Impact of outliers on median-based and mean-based methods for anomalous diffusion exponent estimation
Impact of outliers on median-based and mean-based methods for anomalous diffusion exponent estimation
Blog Article
This study investigates the robustness of mean-based and median-based methods for estimating the Touch And Feel Book anomalous diffusion (AnDi) exponent in particle trajectories.AnDi, observed in heterogeneous environments, presents challenges due to the presence of outliers that inevitably arise during the segmentation of trajectories into homogeneous sections.We focus on short trajectories modeled by two-dimensional fractional Brownian motion and explore alternative strategies for robust estimation.
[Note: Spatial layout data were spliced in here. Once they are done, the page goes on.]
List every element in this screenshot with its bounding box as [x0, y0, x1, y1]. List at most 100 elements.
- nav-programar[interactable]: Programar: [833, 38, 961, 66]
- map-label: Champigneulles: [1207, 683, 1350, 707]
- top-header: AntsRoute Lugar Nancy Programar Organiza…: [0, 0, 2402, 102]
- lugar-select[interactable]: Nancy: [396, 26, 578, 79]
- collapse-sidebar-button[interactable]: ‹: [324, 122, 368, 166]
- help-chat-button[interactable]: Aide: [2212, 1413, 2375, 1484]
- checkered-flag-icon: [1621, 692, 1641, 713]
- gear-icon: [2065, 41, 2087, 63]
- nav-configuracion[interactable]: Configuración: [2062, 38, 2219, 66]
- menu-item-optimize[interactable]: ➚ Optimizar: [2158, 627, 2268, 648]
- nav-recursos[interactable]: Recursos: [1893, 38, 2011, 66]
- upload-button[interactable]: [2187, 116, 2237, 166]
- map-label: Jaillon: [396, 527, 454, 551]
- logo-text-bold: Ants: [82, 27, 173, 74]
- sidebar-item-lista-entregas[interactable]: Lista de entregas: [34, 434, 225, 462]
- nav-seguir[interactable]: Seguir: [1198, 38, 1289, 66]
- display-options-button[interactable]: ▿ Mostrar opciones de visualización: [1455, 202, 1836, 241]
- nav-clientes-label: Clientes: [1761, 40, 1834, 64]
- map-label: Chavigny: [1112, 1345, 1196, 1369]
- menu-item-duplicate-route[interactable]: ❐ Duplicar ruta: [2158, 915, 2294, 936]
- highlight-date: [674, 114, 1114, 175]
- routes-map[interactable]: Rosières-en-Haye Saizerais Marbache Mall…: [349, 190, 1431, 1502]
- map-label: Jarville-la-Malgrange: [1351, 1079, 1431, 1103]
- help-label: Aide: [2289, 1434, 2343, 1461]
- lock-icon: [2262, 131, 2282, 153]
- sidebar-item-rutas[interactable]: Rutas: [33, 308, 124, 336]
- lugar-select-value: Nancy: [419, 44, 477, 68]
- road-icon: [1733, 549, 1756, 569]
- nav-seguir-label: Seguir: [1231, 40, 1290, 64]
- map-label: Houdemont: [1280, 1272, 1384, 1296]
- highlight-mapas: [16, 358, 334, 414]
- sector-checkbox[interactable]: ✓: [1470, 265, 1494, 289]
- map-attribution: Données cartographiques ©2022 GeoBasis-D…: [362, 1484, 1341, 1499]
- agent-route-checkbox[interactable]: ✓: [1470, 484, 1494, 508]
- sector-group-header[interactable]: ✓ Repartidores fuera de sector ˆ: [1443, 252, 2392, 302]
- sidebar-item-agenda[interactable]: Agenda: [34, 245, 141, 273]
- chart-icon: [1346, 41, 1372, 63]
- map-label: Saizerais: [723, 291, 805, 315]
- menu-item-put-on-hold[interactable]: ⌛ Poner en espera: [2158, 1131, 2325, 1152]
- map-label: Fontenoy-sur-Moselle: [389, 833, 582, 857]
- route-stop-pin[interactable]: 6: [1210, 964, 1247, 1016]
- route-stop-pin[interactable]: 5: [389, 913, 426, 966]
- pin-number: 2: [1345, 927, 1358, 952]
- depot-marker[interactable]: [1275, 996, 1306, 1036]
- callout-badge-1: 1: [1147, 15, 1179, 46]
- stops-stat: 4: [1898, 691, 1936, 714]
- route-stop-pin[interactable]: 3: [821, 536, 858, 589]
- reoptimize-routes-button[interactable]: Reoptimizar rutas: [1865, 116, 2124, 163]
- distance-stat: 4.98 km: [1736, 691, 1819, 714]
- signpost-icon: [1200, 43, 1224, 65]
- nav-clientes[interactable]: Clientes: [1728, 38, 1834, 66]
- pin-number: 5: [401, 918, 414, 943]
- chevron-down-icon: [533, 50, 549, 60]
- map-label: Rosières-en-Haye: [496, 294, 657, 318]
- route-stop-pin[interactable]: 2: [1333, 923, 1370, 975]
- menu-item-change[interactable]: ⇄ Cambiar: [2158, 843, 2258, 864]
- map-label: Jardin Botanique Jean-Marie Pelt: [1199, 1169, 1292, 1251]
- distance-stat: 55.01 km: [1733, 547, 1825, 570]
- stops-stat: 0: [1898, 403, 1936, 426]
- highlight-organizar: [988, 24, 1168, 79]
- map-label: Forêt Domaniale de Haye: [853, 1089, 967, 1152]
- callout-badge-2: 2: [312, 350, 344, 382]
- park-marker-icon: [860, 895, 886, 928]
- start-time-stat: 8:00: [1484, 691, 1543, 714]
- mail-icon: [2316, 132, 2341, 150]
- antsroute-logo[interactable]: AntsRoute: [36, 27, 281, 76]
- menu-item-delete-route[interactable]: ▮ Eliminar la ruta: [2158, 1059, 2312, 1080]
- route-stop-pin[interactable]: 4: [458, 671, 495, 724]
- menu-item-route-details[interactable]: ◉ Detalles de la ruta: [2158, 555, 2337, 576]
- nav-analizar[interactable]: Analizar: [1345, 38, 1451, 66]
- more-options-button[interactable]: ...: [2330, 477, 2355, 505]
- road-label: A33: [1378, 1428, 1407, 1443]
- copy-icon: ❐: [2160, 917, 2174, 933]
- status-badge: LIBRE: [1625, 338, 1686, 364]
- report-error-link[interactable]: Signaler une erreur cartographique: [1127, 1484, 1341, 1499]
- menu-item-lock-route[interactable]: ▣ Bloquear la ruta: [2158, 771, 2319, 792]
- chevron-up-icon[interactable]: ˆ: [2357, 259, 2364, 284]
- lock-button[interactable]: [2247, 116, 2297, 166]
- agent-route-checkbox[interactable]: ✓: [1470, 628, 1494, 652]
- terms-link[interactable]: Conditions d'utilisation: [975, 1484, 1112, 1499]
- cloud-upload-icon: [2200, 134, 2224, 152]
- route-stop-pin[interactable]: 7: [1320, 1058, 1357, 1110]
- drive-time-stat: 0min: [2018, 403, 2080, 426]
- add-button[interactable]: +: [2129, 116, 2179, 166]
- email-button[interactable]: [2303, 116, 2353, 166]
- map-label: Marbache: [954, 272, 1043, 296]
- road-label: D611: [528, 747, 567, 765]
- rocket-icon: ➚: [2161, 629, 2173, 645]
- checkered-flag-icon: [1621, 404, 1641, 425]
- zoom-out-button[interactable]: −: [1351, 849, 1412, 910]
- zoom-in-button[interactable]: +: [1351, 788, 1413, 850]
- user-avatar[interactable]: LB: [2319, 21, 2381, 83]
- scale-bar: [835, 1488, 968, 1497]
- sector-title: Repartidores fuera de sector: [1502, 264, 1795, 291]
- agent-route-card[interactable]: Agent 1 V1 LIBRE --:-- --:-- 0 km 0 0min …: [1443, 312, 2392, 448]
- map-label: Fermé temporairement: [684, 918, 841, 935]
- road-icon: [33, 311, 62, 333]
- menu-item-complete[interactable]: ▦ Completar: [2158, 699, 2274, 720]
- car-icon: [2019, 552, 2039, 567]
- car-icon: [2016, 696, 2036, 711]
Specifically, we propose an adaptation of the time-averaged mean square displacement method that uses the median (or quantile) instead of the mean, as well as a mean-based approach that trims extreme squared displacements.Experiments conducted on synthetic datasets with controlled outlier characteristics, as well as on segmented trajectories from a benchmark dataset of the 2nd AnDi challenge, reveal that although median- and quantile-based methods effectively suppress high-variance outliers, they incur larger estimation errors compared to mean-based methods.In contrast, a 5-Piece Outdoor Sectional mean-based method that trims a fixed percentage of the largest squared displacements achieves an improved balance between robustness and accuracy.
Furthermore, our results suggest a critical strategy for segmenting heterogeneous trajectories: under conditions of uncertainty, ambiguous sections should be associated with segments exhibiting higher variance.This approach minimizes the influence of outliers on diffusion parameter estimation.